What could be the reason for this behaviour?
I am training a transformer model on a masked reconstruction task with MSE loss. I use gradient norm clipping to prevent the gradients from exploding.
I am happy to provide more details about my training parameters if needed!
You probably have a wrong sample in your training set. Maybe preprocessing issue, overflow etc… Just track the loss and inspect the batch where it happens
However, as this only happened after a few epochs, the model has seen this sample several times. Why should this cause a problem later, but not earlier?
I’d say masked reconstruction typically works with random masking. Thus I’d doubt your dataloader is producing the same sample twice. But among all possibilities (dataloader issues, unstabilities in training etc…) the simplest one is looking at the data.
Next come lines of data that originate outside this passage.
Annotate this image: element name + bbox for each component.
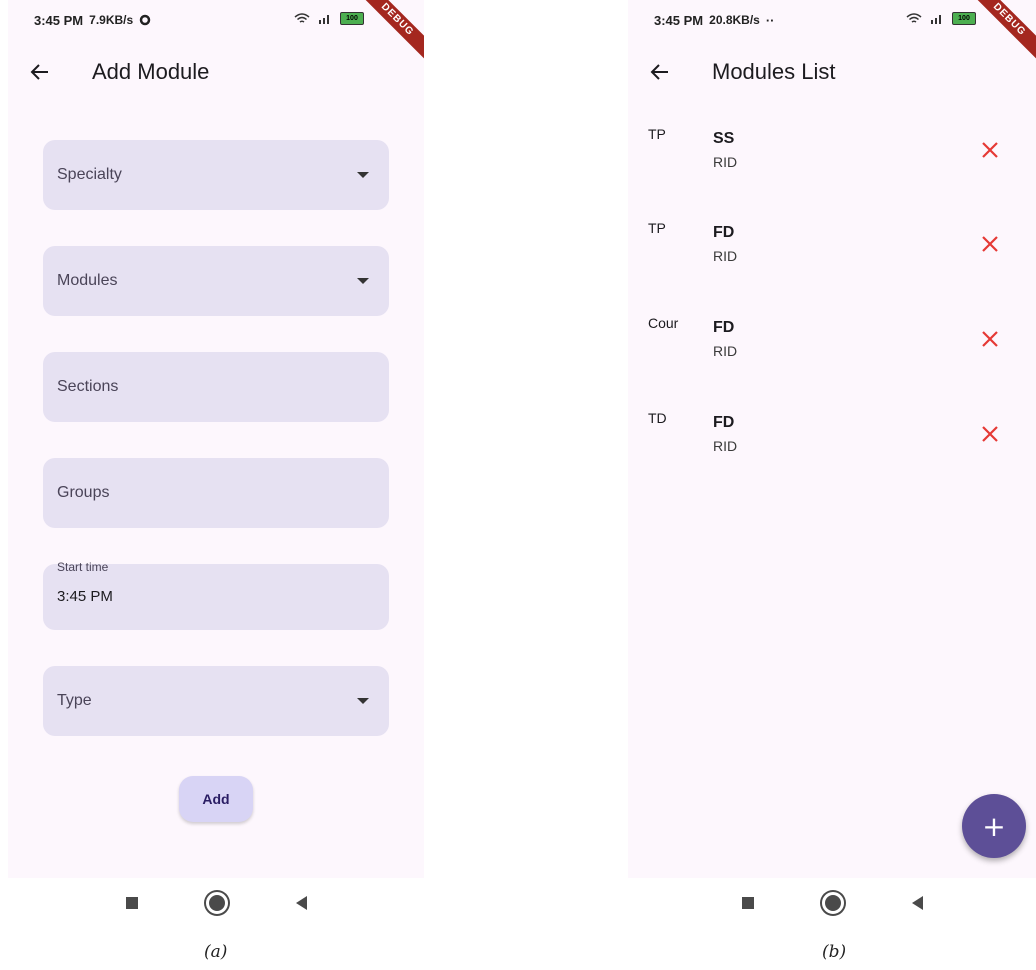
sections-field[interactable]: Sections: [43, 352, 389, 422]
gear-icon: [139, 14, 151, 26]
modules-list-screen: 3:45 PM 20.8KB/s ·· 100 DEBUG Modules Li…: [628, 0, 1036, 878]
back-arrow-icon[interactable]: [28, 60, 52, 84]
dropdown-caret-icon: [357, 698, 369, 704]
start-time-field[interactable]: Start time 3:45 PM: [43, 560, 389, 630]
battery-icon: 100: [340, 12, 364, 25]
item-subtitle: RID: [713, 154, 738, 170]
close-icon[interactable]: [978, 422, 1002, 446]
page-title: Add Module: [92, 59, 210, 84]
item-title: SS: [713, 130, 735, 147]
signal-icon: [319, 15, 329, 24]
item-type: TD: [648, 410, 667, 426]
home-icon[interactable]: [205, 892, 228, 914]
item-subtitle: RID: [713, 248, 738, 264]
recents-icon[interactable]: [125, 897, 138, 909]
add-button[interactable]: Add: [179, 776, 253, 822]
item-subtitle: RID: [713, 343, 738, 359]
status-speed: 20.8KB/s: [709, 13, 760, 27]
item-title: FD: [713, 224, 735, 241]
caption-a: (a): [204, 942, 228, 962]
app-bar: Modules List: [628, 40, 1036, 104]
list-item[interactable]: TP SS RID: [628, 104, 1036, 198]
back-arrow-icon[interactable]: [648, 60, 672, 84]
close-icon[interactable]: [978, 327, 1002, 351]
dots-icon: ··: [765, 12, 775, 28]
specialty-label: Specialty: [57, 166, 122, 183]
caption-b: (b): [822, 942, 847, 962]
status-time: 3:45 PM: [654, 12, 704, 28]
item-title: FD: [713, 319, 735, 336]
close-icon[interactable]: [978, 138, 1002, 162]
status-time: 3:45 PM: [34, 12, 84, 28]
item-subtitle: RID: [713, 438, 738, 454]
add-module-screen: 3:45 PM 7.9KB/s 100 DEBUG Add Module Spe…: [8, 0, 424, 878]
close-icon[interactable]: [978, 232, 1002, 256]
status-bar: 3:45 PM 20.8KB/s ·· 100 DEBUG: [628, 0, 1036, 65]
list-item[interactable]: Cour FD RID: [628, 293, 1036, 387]
start-time-label: Start time: [57, 560, 109, 574]
type-dropdown[interactable]: Type: [43, 666, 389, 736]
wifi-icon: [294, 12, 310, 23]
nav-back-icon[interactable]: [911, 896, 923, 910]
battery-icon: 100: [952, 12, 976, 25]
modules-dropdown[interactable]: Modules: [43, 246, 389, 316]
system-nav-bar: [628, 878, 1036, 928]
modules-label: Modules: [57, 272, 118, 289]
recents-icon[interactable]: [741, 897, 754, 909]
item-title: FD: [713, 414, 735, 431]
list-item[interactable]: TD FD RID: [628, 388, 1036, 482]
wifi-icon: [906, 12, 922, 23]
add-module-fab[interactable]: +: [962, 794, 1026, 858]
system-nav-bar: [8, 878, 424, 928]
dropdown-caret-icon: [357, 278, 369, 284]
home-icon[interactable]: [821, 892, 844, 914]
item-type: TP: [648, 126, 666, 142]
app-bar: Add Module: [8, 40, 424, 104]
type-label: Type: [57, 692, 92, 709]
groups-label: Groups: [57, 484, 110, 501]
plus-icon: +: [982, 810, 1006, 843]
status-bar: 3:45 PM 7.9KB/s 100 DEBUG: [8, 0, 424, 65]
status-speed: 7.9KB/s: [89, 13, 134, 27]
sections-label: Sections: [57, 378, 119, 395]
page-title: Modules List: [712, 59, 836, 84]
item-type: Cour: [648, 315, 679, 331]
item-type: TP: [648, 220, 666, 236]
nav-back-icon[interactable]: [295, 896, 307, 910]
groups-field[interactable]: Groups: [43, 458, 389, 528]
list-item[interactable]: TP FD RID: [628, 198, 1036, 292]
specialty-dropdown[interactable]: Specialty: [43, 140, 389, 210]
signal-icon: [931, 15, 941, 24]
start-time-value: 3:45 PM: [57, 588, 113, 605]
dropdown-caret-icon: [357, 172, 369, 178]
Could be normalization issues too (zero divisions) which happen rarely but sometimes stars align.
Reproduce the leak couple of times and observe what’s wrong. If you find nothing strange it could be scheduler issues if you use a fancy one.
Once every 24 epochs that apparently happens quite often doesn’t seem too infrequent to me.
Most of the time I can restart the training and the same problem doesn’t happen again. This could indicate that there is a very low probability of producing a bad mask (however defined).
By “fancy scheduler” do you mean a learning rate scheduler?
Could this be a bad data + shuffling issue? In the sense, you have good data first and then at some point the “bad” data gets in the front?
Try to re-run the same script with fewer data point and check if you get the same issue.